Vous aviez un hectare de terre de maigre valeur, couvert de cailloux, brûlé par le soleil : vous l’irriguez et il vous donne 10.000 kilogrammes de foin à 140 francs la tonne, soit 1.400 francs, alors que les frais de culture n'atteignent par 200 francs. Voilà donc de l’argent placé à 500 %[1].

Avant l’irrigation, étais-je légitime propriétaire et après, ne le suis-je plus ? Je ne suis donc légitime propriétaire qu’à la condition de mourir de faim sur ma propriété. Pour ne pas courir le risque de me la voir confisquer, je devrais donc avoir soin de la laisser en friche.

Prenons des chiffres abstraits. La thèse de M. Jaurès et des autres collectivistes illogiques arrive à faire poser les questions suivantes :

La propriété d’une unité est-elle légitime ?

Et la propriété de deux ?

Et la propriété de trois ?

Et la propriété de quatre ?

Et la propriété de cinq ?

Et la propriété de dix ?

Et la propriété de cent ?

À quel chiffre arrêtez-vous la légitimité de la propriété ? Selon le bon plaisir et l’arbitraire de qui ?
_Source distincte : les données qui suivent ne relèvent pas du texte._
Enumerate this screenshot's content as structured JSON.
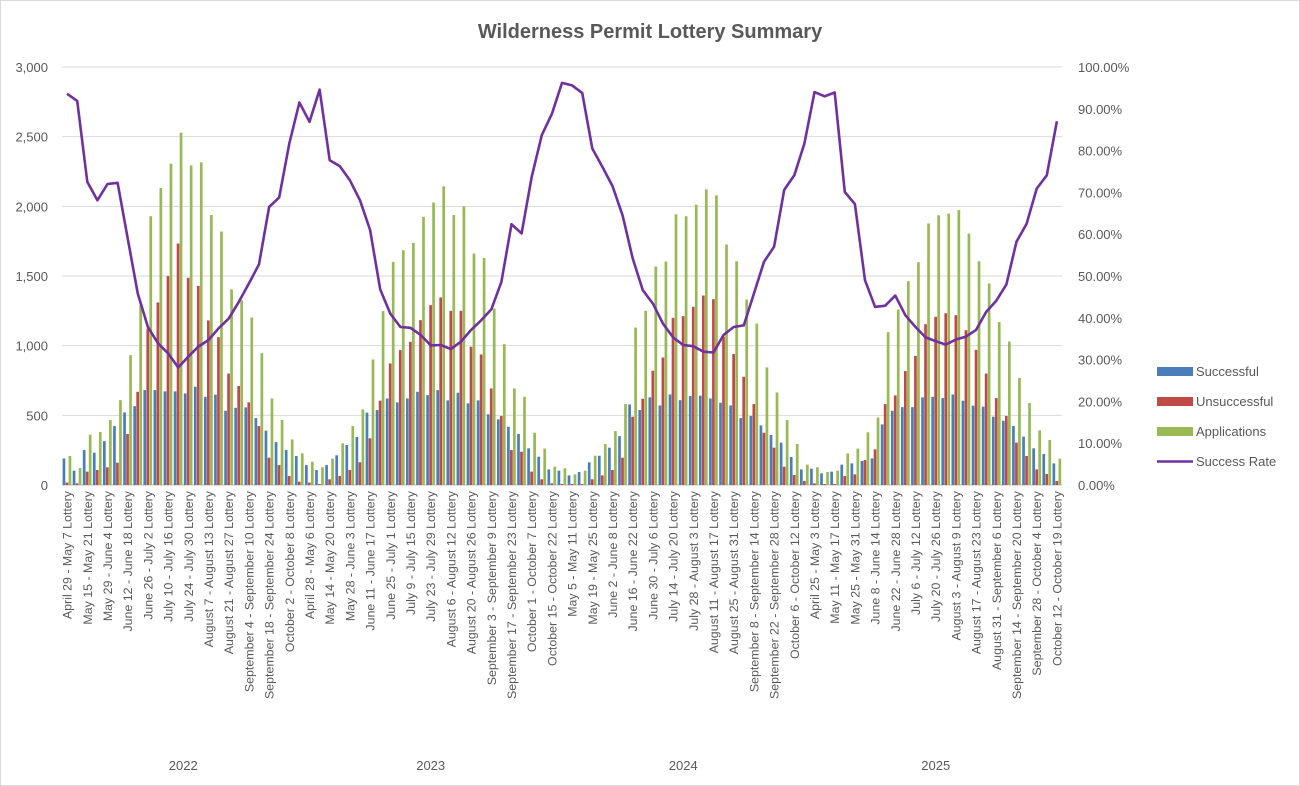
{
  "chart_data": {
    "type": "bar",
    "title": "Wilderness Permit Lottery Summary",
    "legend_position": "right",
    "grid": true,
    "y_left": {
      "min": 0,
      "max": 3000,
      "ticks": [
        "0",
        "500",
        "1,000",
        "1,500",
        "2,000",
        "2,500",
        "3,000"
      ]
    },
    "y_right": {
      "min": 0,
      "max": 1,
      "ticks": [
        "0.00%",
        "10.00%",
        "20.00%",
        "30.00%",
        "40.00%",
        "50.00%",
        "60.00%",
        "70.00%",
        "80.00%",
        "90.00%",
        "100.00%"
      ]
    },
    "years": [
      {
        "label": "2022",
        "count": 24
      },
      {
        "label": "2023",
        "count": 25
      },
      {
        "label": "2024",
        "count": 25
      },
      {
        "label": "2025",
        "count": 25
      }
    ],
    "categories": [
      "April 29 - May 7 Lottery",
      "",
      "May 15 - May 21 Lottery",
      "",
      "May 29 - June 4 Lottery",
      "",
      "June 12 - June 18 Lottery",
      "",
      "June 26 - July 2 Lottery",
      "",
      "July 10 - July 16 Lottery",
      "",
      "July 24 - July 30 Lottery",
      "",
      "August 7 - August 13 Lottery",
      "",
      "August 21 - August 27 Lottery",
      "",
      "September 4 - September 10 Lottery",
      "",
      "September 18 - September 24 Lottery",
      "",
      "October 2 - October 8 Lottery",
      "",
      "April 28 - May 6 Lottery",
      "",
      "May 14 - May 20 Lottery",
      "",
      "May 28 - June 3 Lottery",
      "",
      "June 11 - June 17 Lottery",
      "",
      "June 25 - July 1 Lottery",
      "",
      "July 9 - July 15 Lottery",
      "",
      "July 23 - July 29 Lottery",
      "",
      "August 6 - August 12 Lottery",
      "",
      "August 20 - August 26 Lottery",
      "",
      "September 3 - September 9 Lottery",
      "",
      "September 17 - September 23 Lottery",
      "",
      "October 1 - October 7 Lottery",
      "",
      "October 15 - October 22 Lottery",
      "",
      "May 5 - May 11 Lottery",
      "",
      "May 19 - May 25 Lottery",
      "",
      "June 2 - June 8 Lottery",
      "",
      "June 16 - June 22 Lottery",
      "",
      "June 30 - July 6 Lottery",
      "",
      "July 14 - July 20 Lottery",
      "",
      "July 28 - August 3 Lottery",
      "",
      "August 11 - August 17 Lottery",
      "",
      "August 25 - August 31 Lottery",
      "",
      "September 8 - September 14 Lottery",
      "",
      "September 22 - September 28 Lottery",
      "",
      "October 6 - October 12 Lottery",
      "",
      "April 25 - May 3 Lottery",
      "",
      "May 11 - May 17 Lottery",
      "",
      "May 25 - May 31 Lottery",
      "",
      "June 8 - June 14 Lottery",
      "",
      "June 22 - June 28 Lottery",
      "",
      "July 6 - July 12 Lottery",
      "",
      "July 20 - July 26 Lottery",
      "",
      "August 3 - August 9 Lottery",
      "",
      "August 17 - August 23 Lottery",
      "",
      "August 31 - September 6 Lottery",
      "",
      "September 14 - September 20 Lottery",
      "",
      "September 28 - October 4 Lottery",
      "",
      "October 12 - October 19 Lottery"
    ],
    "series": [
      {
        "name": "Successful",
        "type": "bar",
        "axis": "left",
        "color": "#4a7ebb",
        "values": [
          190,
          103,
          251,
          232,
          315,
          423,
          521,
          566,
          681,
          681,
          672,
          672,
          657,
          705,
          633,
          648,
          533,
          554,
          557,
          480,
          390,
          308,
          251,
          208,
          143,
          108,
          143,
          213,
          287,
          344,
          519,
          538,
          621,
          593,
          621,
          669,
          645,
          681,
          607,
          662,
          586,
          607,
          507,
          471,
          418,
          366,
          263,
          203,
          112,
          103,
          69,
          93,
          163,
          210,
          268,
          351,
          578,
          538,
          629,
          571,
          650,
          609,
          638,
          641,
          621,
          590,
          571,
          480,
          495,
          428,
          359,
          304,
          201,
          112,
          117,
          84,
          96,
          146,
          155,
          172,
          191,
          435,
          533,
          559,
          559,
          629,
          633,
          624,
          650,
          605,
          569,
          562,
          490,
          461,
          423,
          347,
          263,
          222,
          155
        ]
      },
      {
        "name": "Unsuccessful",
        "type": "bar",
        "axis": "left",
        "color": "#be4b48",
        "values": [
          17,
          12,
          96,
          108,
          127,
          160,
          366,
          669,
          1123,
          1310,
          1499,
          1733,
          1487,
          1429,
          1181,
          1061,
          800,
          710,
          593,
          423,
          196,
          143,
          65,
          24,
          17,
          7,
          41,
          65,
          108,
          163,
          335,
          605,
          872,
          968,
          1028,
          1183,
          1291,
          1346,
          1250,
          1250,
          992,
          937,
          693,
          495,
          251,
          239,
          96,
          41,
          12,
          7,
          7,
          7,
          41,
          69,
          108,
          196,
          490,
          619,
          820,
          915,
          1200,
          1212,
          1279,
          1360,
          1334,
          1064,
          940,
          777,
          581,
          375,
          268,
          131,
          72,
          29,
          12,
          7,
          7,
          65,
          76,
          179,
          256,
          581,
          643,
          818,
          927,
          1154,
          1207,
          1233,
          1219,
          1111,
          970,
          800,
          624,
          495,
          304,
          208,
          112,
          79,
          29
        ]
      },
      {
        "name": "Applications",
        "type": "bar",
        "axis": "left",
        "color": "#98b954",
        "values": [
          208,
          122,
          361,
          380,
          466,
          609,
          932,
          1291,
          1929,
          2132,
          2306,
          2529,
          2294,
          2316,
          1938,
          1819,
          1405,
          1326,
          1202,
          946,
          621,
          466,
          327,
          227,
          167,
          127,
          189,
          299,
          423,
          543,
          901,
          1248,
          1601,
          1685,
          1738,
          1924,
          2027,
          2144,
          1938,
          2000,
          1661,
          1630,
          1267,
          1011,
          693,
          633,
          375,
          261,
          131,
          120,
          76,
          103,
          210,
          294,
          387,
          581,
          1130,
          1250,
          1568,
          1604,
          1943,
          1929,
          2012,
          2122,
          2079,
          1726,
          1606,
          1331,
          1159,
          844,
          664,
          466,
          294,
          146,
          127,
          93,
          103,
          227,
          261,
          378,
          485,
          1097,
          1260,
          1463,
          1599,
          1877,
          1936,
          1948,
          1974,
          1804,
          1606,
          1446,
          1169,
          1030,
          769,
          588,
          392,
          323,
          189
        ]
      },
      {
        "name": "Success Rate",
        "type": "line",
        "axis": "right",
        "color": "#7030a0",
        "values": [
          0.936,
          0.919,
          0.725,
          0.681,
          0.72,
          0.723,
          0.59,
          0.458,
          0.378,
          0.339,
          0.315,
          0.281,
          0.307,
          0.331,
          0.347,
          0.375,
          0.398,
          0.438,
          0.482,
          0.528,
          0.665,
          0.688,
          0.817,
          0.915,
          0.869,
          0.946,
          0.777,
          0.763,
          0.729,
          0.681,
          0.61,
          0.468,
          0.41,
          0.378,
          0.376,
          0.359,
          0.334,
          0.335,
          0.325,
          0.343,
          0.371,
          0.394,
          0.42,
          0.486,
          0.624,
          0.602,
          0.737,
          0.837,
          0.888,
          0.962,
          0.956,
          0.938,
          0.805,
          0.761,
          0.715,
          0.645,
          0.542,
          0.466,
          0.434,
          0.386,
          0.353,
          0.335,
          0.332,
          0.319,
          0.317,
          0.359,
          0.378,
          0.382,
          0.458,
          0.534,
          0.57,
          0.706,
          0.741,
          0.817,
          0.94,
          0.93,
          0.939,
          0.701,
          0.672,
          0.49,
          0.426,
          0.429,
          0.453,
          0.406,
          0.378,
          0.353,
          0.344,
          0.336,
          0.348,
          0.355,
          0.371,
          0.414,
          0.441,
          0.48,
          0.582,
          0.625,
          0.709,
          0.741,
          0.87
        ]
      }
    ]
  }
}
Mais si la propriété d’une unité constitue un acte légitime et la propriété de dix un acte illégitime, cela revient à dire qu’une action juste devient coupable parce qu’elle est répétée.

Une fois accepté le principe de la légitimité de la petite propriété, comment le repousser pour la grande ?

Oserez-vous déclarer que la richesse rend la propriété illégitime et qu’il faut être misérable pour avoir droit à la propriété ?

M. Henry Maret disait dans le Radical du 14 octobre 1893 :

Il n’y a pas de droit contre le droit, et le droit à l’existence prime le droit de propriété. La société a parfaitement le droit de déposséder ceux qui ont, pour donner à ceux qui n’ont pas.

« Le droit à l’existence » ? mais pour l’enfant, ce sont les soins et les sacrifices des parents, et s’il est orphelin, son héritage.

Comment ce droit à l’existence prime-t-il le droit à la propriété, alors qu’ils sont identiques ? L’individu ne peut vivre qu’à la condition de posséder des aliments : et cette possession de capitaux circulants est un acte de propriété.

Dans la dernière des conceptions juridiques contenues dans ces cinq lignes, M. Henry Maret, qui a la coquetterie injustifiée de se prétendre libéral, déclare que « la société », être abstrait qui ne peut agir que par des hommes en chair et en os, a le droit de prendre aux uns pour donner aux autres, le droit de dépouiller ceux-ci et d’enrichir ceux-là. Il ne supprime pas la propriété, il la déplace. Seulement, au lieu de la laisser à ceux qui l’ont acquise par le libre jeu des lois économiques, leur travail, leur habileté, leurs héritages, il l’enlève de force aux uns pour l’offrir à d’autres ; il expulse les propriétaires actuels, mais il en fait d’autres : et quelles sont les règles qui présideraient à la répartition des propriétés ainsi confisquées, et à leur conservation, leur transmission, leur démembrement ? M. Henry Maret y a-t-il pensé ?


  1. D’après M. Chambrelent. V. le Siècle du 18 novembre 1893.